D’Antonio said that in the process of his research he made more than a few trips to Los Angeles, including some stops in Westwood.
“I found the records of the mayor of Los Angeles at the UCLA libraries, so I did some work there as well. I talked to Professor Avila who helped me as well,” he said.
Professor Eric Avila is a professor of history and Chicano studies.
D’Antonio had the opportunity through writing the book to explore the character of one of UCLA’s most famous alumni, Jackie Robinson.
While at UCLA, Robinson was a four-sport letterman in football, baseball, basketball, and track and field.

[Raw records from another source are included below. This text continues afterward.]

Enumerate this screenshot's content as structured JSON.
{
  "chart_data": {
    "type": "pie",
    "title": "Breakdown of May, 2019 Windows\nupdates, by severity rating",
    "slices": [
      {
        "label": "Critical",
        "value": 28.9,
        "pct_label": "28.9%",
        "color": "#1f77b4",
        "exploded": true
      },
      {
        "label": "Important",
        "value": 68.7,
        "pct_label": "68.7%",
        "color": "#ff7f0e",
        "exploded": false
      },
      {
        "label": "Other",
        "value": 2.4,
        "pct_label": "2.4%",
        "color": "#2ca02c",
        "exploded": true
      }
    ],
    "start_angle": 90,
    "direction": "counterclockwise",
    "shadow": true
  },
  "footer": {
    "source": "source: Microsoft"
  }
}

He went on to break Major League Baseball’s color barrier with the Brooklyn Dodgers in 1947. Signed under Branch Rickey, Robinson often had a cool and tense relationship with O’Malley, who took over for Rickey in 1950 as owner of the team.
“Jackie Robinson was a very fiery personality. He was very much attached to Branch Rickey, who paved the way for Robinson to come into baseball,” D’Antonio said. “O’Malley and Robinson struggled to have a working relationship, in part because Jackie was a very proud person who had trouble switching to the O’Malley management. Later on, the two worked to patch up their relationship, and Robinson had come to peace with the family and team.”
D’Antonio believes the book offers something for baseball fans, sports fans and L.A. residents who would like to learn a little more about the West Coast’s most populated city. He had the chance to talk to several historic figures of the American pastime, including Tommy Lasorda, Duke Snider and Vin Scully, who has broadcast games for the Dodgers since they were in Brooklyn, N.Y.
“There is a lot for a New Yorker to learn about the development of Los Angeles,” D’Antonio, who is from Long Island, N.Y., said jokingly. “There is a culture of hope and optimism and second chances. It’s a cliche, but it’s a cliche because it’s true. O’Malley left behind a lot of frustration and a lot of difficulties and found in California a welcoming place where he made his dream come true.”
D’Antonio said there remain some fans back in Brooklyn who are resentful of the team’s controversial move west following the 1957 season. D’Antonio said one interviewee, a “titan of Wall Street,” said he wouldn’t even read the book. However, D’Antonio argued against the popular misconception that Los Angeles stole the Dodgers from New York.
“New York let the Dodgers go. L.A. didn’t steal the Dodgers,” D’Antonio said. “When you look back and see what New York could have had, it would have been terrific.
The move was a historic moment for Los Angeles and for Major League Baseball, which has since flourished up and down the West Coast.
“The Dodgers, Red Sox, Yankees and Cubs constitute the great franchises. Getting the Dodgers was an amazing and wonderful turn of luck for the City of Los Angeles. Them winning the World Series while playing at the Coliseum was something you couldn’t make up. It was a wonderful thing for the American West to have the pleasure of the national pastime.”